Sosyal Güvenlik Kurumu kayıtlarında aktif sigortalı olarak görünen kişilerin indirimli (sıfır) bina vergisi oranı uygulamasından yararlandırıldığı görülmüştür.


1319 sayılı Emlak Vergisi Kanunu’nun “Nispet” başlıklı 8'inci maddesinde Cumhurbaşkanının, kendisine bakmakla mükellef kimsesi olup on sekiz yaşını doldurmamış olanlar hariç olmak üzere hiçbir geliri olmadığını belgeleyenlerin, gelirleri münhasıran kanunla kurulan sosyal güvenlik kurumlarından aldıkları aylıktan ibaret bulunanların, gazilerin, engellilerin, şehitlerin dul ve yetimlerinin Türkiye sınırları içinde brüt 200 m²’yi geçmeyen tek meskeni olması (intifa hakkına sahip olunması hali dahil) halinde, bu meskenlerine ait vergi oranlarını sıfıra kadar indirmeye yetkili olduğu hüküm altına alınmıştır.

İndirimli emlak vergisi uygulamasına ilişkin oranları belirleme yetkisi önceden Bakanlar Kurulu’nda iken, bu yetki 02.07.2018 tarih ve 700 sayılı KHK’nin 59'uncu maddesiyle Cumhurbaşkanı’na devredilmiştir.

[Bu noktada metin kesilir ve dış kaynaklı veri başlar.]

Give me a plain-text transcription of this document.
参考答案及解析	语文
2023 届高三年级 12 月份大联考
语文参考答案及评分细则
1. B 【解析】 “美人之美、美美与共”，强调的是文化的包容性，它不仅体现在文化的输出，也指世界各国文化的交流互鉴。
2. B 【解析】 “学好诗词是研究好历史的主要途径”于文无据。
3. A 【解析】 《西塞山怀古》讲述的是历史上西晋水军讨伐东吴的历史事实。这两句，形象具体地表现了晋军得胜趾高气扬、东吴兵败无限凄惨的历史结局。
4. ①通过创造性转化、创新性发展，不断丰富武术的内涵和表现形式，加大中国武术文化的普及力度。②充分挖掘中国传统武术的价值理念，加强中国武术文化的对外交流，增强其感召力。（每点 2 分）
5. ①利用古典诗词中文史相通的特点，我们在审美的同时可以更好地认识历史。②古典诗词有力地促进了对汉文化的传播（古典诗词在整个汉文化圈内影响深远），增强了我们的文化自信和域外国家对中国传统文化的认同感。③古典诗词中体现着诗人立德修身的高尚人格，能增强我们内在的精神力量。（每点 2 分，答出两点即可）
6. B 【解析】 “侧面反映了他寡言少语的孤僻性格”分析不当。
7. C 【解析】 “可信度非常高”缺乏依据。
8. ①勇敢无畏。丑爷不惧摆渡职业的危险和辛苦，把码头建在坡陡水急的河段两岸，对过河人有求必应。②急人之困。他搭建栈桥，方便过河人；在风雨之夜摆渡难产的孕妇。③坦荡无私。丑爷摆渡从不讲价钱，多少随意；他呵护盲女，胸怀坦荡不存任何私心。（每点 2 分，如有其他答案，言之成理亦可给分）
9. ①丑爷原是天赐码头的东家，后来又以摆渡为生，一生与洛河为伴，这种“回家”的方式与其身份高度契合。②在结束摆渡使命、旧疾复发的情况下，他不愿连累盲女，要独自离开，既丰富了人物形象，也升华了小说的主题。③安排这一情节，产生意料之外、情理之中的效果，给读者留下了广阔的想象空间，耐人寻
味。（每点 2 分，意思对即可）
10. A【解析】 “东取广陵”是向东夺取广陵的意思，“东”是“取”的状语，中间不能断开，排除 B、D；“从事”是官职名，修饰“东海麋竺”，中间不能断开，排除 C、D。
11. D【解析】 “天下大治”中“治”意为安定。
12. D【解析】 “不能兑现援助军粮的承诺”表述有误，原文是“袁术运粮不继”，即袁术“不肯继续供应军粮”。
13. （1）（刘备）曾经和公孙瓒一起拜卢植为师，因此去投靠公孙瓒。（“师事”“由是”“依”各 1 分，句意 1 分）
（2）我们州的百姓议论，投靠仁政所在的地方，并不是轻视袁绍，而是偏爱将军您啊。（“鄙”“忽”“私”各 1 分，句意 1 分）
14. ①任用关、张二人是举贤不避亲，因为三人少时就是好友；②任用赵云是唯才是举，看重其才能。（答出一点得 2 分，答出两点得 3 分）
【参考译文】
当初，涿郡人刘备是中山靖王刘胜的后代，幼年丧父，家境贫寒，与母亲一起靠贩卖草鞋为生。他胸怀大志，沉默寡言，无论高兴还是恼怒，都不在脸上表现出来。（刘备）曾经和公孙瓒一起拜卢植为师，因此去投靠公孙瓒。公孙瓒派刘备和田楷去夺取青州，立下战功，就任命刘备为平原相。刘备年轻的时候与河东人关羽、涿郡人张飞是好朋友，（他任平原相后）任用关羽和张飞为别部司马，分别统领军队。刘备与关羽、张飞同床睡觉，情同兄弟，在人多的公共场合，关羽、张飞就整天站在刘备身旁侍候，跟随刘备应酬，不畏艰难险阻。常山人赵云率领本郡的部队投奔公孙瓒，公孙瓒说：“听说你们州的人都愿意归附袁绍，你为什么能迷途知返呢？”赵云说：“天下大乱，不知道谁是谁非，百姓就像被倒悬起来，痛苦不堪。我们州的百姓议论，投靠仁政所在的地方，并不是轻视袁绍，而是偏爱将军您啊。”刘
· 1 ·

Dolayısıyla hiçbir geliri olmayanlar ile emekli aylığından başka gelire sahip olmayanların brüt 200 m2’yi geçmeyen tek meskenleri için indirimli emlak vergisinden yararlanabileceği belirtilmiştir.

Konu hakkında 31.12.2003 tarihli ve 25333 (3. Mükerrer) sayılı Resmi Gazete’de yayımlanan 38 Seri No.lu Emlak Vergisi Kanunu Genel Tebliği’nde, hiçbir geliri olmadığını beyan eden mükelleflerin, indirimli vergi oranından yararlanabilmeleri için hizmet karşılığı elde edilen ücret geliri, ticari, sınai ve mesleki faaliyet geliri, tarımsal faaliyet geliri, menkul ve gayrimenkul geliri, faiz ve temettü geliri veya benzeri türde bir gelirinin olmaması gerektiği belirtilmiş olup mükelleflerin daha sonradan yukarıda sayılan türden bir gelir elde etmeleri veya ikinci bir mesken binasına sahip olmaları halinde ise bu durumun belediyeye bildirilmesi zorunlu tutulmuştur.

Aynı şekilde mezkur Tebliğ’de sosyal güvenlik kurumlarından emekli, dul, yetim, ölüm ve maluliyet aylığı alanların, bu aylıkları dışında başka gelirlerinin bulunması halinde bunlara ait meskene indirimli vergi oranının uygulanmayacağı hüküm altına alınmıştır.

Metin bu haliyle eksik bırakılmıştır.